Tudo muito ruim, nós sabemos, mas se perde de fato a esperança ao perceber que o momento realmente mais desconfortável de um dia é quando deitamos numa cama ao final dele e não achamos sentido pra nada do que foi feito nas horas anteriores. Isso sim é perturbador.
Ô vida.
Suponho que nosso problema com a felicidade deriva de não nos contentarmos em viver uma vida nos enganando para poder sorrir.
A gente merece mais, não por mérito algum, mas simplesmente por não merecer tão pouco.
A pontada na espinha some, o frio na barriga ameniza a minha cabeça quente, equilibrando novamente a temperatura dos meus sentimentos.

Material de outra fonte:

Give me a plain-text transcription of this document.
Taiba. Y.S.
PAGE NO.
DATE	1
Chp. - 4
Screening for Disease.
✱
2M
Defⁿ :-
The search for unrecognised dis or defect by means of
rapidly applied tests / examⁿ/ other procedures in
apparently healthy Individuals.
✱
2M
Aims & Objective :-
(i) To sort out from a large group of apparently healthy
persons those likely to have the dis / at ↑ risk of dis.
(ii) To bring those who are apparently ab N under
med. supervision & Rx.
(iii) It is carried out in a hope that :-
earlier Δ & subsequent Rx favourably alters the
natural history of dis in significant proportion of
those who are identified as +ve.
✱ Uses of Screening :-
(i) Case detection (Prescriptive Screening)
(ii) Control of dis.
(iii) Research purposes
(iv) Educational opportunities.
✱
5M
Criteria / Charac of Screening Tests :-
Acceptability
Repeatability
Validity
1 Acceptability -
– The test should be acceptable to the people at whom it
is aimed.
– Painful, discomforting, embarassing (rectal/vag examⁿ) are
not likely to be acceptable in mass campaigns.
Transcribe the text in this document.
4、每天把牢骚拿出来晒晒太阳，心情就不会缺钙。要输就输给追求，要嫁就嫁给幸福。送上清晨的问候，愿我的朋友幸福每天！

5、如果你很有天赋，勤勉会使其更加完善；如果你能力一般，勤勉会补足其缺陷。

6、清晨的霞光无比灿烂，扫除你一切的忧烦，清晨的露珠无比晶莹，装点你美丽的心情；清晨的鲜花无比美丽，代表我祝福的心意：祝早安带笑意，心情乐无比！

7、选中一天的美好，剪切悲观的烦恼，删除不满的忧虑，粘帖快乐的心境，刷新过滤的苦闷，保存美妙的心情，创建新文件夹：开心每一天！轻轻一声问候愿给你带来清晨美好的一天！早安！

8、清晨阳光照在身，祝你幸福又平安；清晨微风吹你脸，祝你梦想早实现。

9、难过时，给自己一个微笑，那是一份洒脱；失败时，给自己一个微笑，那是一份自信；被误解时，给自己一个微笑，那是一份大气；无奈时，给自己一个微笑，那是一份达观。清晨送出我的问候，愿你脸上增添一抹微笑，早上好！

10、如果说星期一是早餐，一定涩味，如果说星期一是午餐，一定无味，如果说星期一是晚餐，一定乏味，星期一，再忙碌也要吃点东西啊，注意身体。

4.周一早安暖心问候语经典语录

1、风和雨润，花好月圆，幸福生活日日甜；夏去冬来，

Os olhos marejados finalmente se transformam em um pranto relativamente ambíguo: desespero e felicidade; medo e amor. Relativamente porque, pelo menos pra mim, por mais diferentes que esses se pareçam entre si, um necessariamente precisa do outro pra existir em tempos que a felicidade se resume no resultado do desespero que a ilusão de precisar ter algo ou alguém que nos faça bem insita.
Não deixo ele me ver chorar para não pensar que tem algo a ver com isto. Quando na verdade é a falta dele que poderia ter algo a ver com essas lágrimas.
Meu egoísmo me consome, acabando comigo. Ao mesmo tempo em que por amá-lo tanto não quero mais que ele sofra, concordando com ele quase sempre após ouvir seus motivos incontestáveis de desejo de suicídio, o quero sofrendo/vivendo comigo.
Pois se existe algum momento em que eu não choro, é por ele ainda respirar, e respirar ao meu lado.
E nós vamos dormir, sabendo que somos só isso: um monte de mimimis típicos de uma quarta-feira.